Quando eu era criança, queria ser adulta. Ficava imaginando como seria legal ter dinheiro pra comprar o que eu quisesse (que sonho!), ter um carro (e dirigir), ter a minha casa e decidir como ela funcionaria e qual seria o cardápio do jantar, ter liberdade para ficar até de madrugada acordada, sozinha ou entre amigos, abrir a caixa de correspondência e jogar fora o que não me interessasse, usar salto do tamanho que eu tivesse vontade, enfim, mandar na minha própria vida. Eu só não contava que seria impossível aproveitar cada uma dessas coisas sem passar pelas agruras da vida: as decepções amorosas, as dificuldades financeiras, os pequenos impasses do dia a dia (o pneu que fura, a lâmpada que queima, a pasta de dente que acaba) e os grandes impasses, as perdas, os sonhos não realizados, as oportunidades não aproveitadas, os traumas, os tombos... Ufa!
Quando eu era criança, parecia fácil
e divertido ser adulto. Que bom seria se desse para aproveitar as “recompensas” da
vida adulta com a inocência infantil. O problema é que para aproveitar essas “recompensas”,
carregamos uma carga imensa de responsabilidade. E, pior, com o tempo, nós nos
tornamos pessoas mais duras, menos românticas, mal queremos dar bom dia ao
vizinho. O dia a dia cansa. O trabalho exaustivo, as contas a pagar, os
problemas familiares, o pneu que fura ... Muitas vezes, é difícil achar uma
coisa bonita no cotidiano. Nem percebemos que uma borboleta pousou na janela e
foi embora. Vamos perdendo a visão de quão interessante e bela pode ser a vida.

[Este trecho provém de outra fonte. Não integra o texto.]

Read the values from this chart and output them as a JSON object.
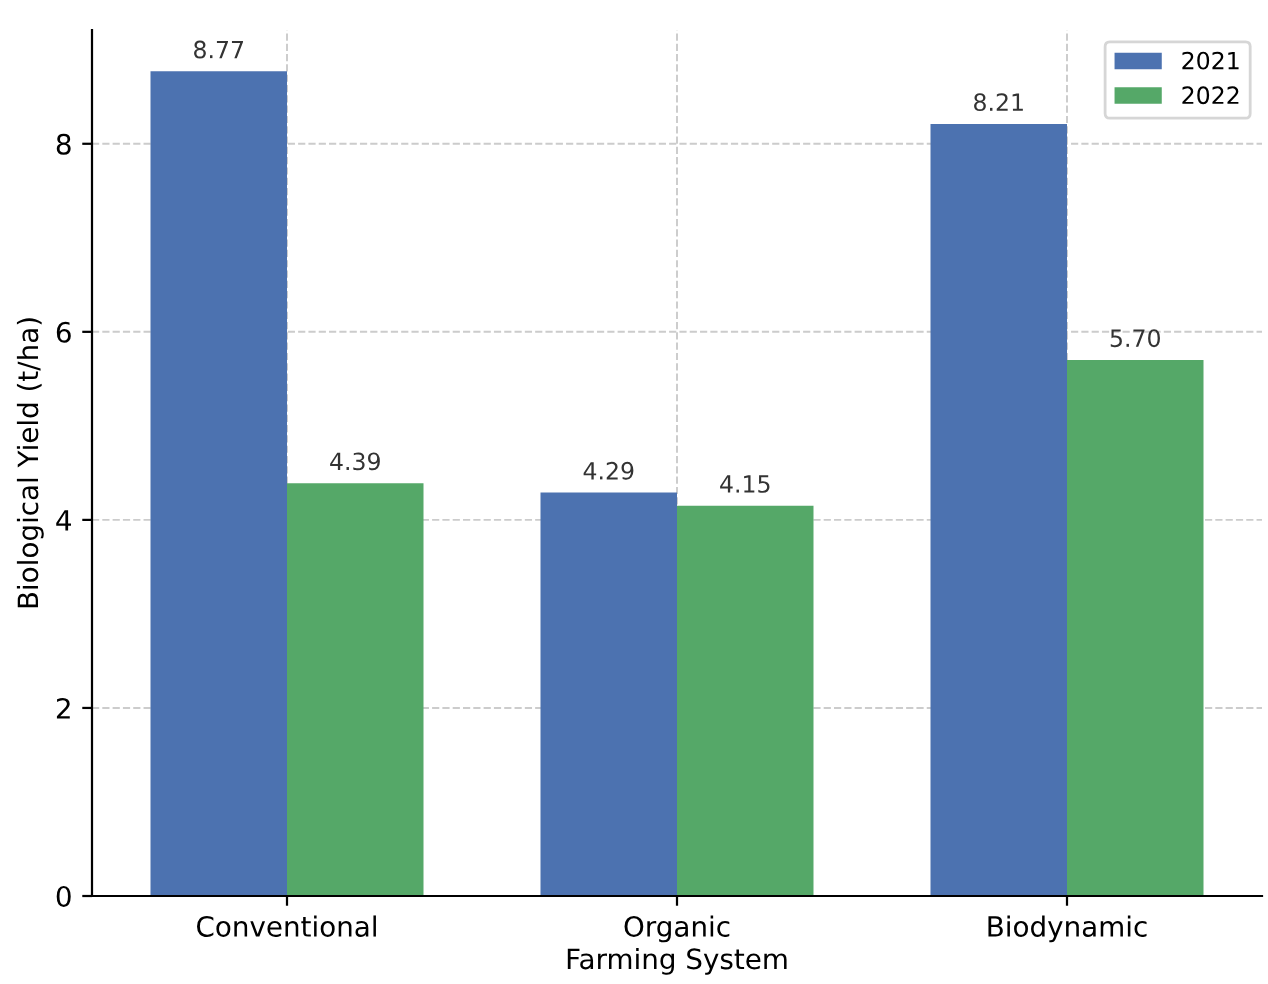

Medo de arriscar, de se apaixonar, de confiar, de compartilhar, de viver. Temos
medo. Ou cautela. Pra mim, dá no mesmo.
O fato é que criança não tem medo
nem cautela. Criança vive. Adulto, como eu costumo dizer, é chato. Quantas vezes
você não se pegou pensando naquele super problema no meio do filme, no cinema? Aí o outro, no final, comenta sobre uma das
cenas e você nem sabe do que ele está falando. Parece que assistiram a filmes
diferentes. Tem dia que é difícil. A gente tem insônia, acorda de mau humor, não
quer se apaixonar, nem tomar banho de chuva, discute com o chefe, leva o filho
pra emergência por causa de uma dor de garganta. E ainda tem que arrumar tempo
pra viver? Missão quase impossível! Veja bem: quase! Porque o problema não é
tempo. É o olhar. O carro, a casa, os
amigos que ficam até de madrugada foram conquistados (e isso é bom!). Mas, mais
do que isso: a borboleta ainda é tão colorida quanto antigamente, se apaixonar
ainda pode dar frio na barriga e, muitas vezes, trocar a chatice de escolher o
cardápio do jantar por uma pizza com refrigerante pode ser muito divertido!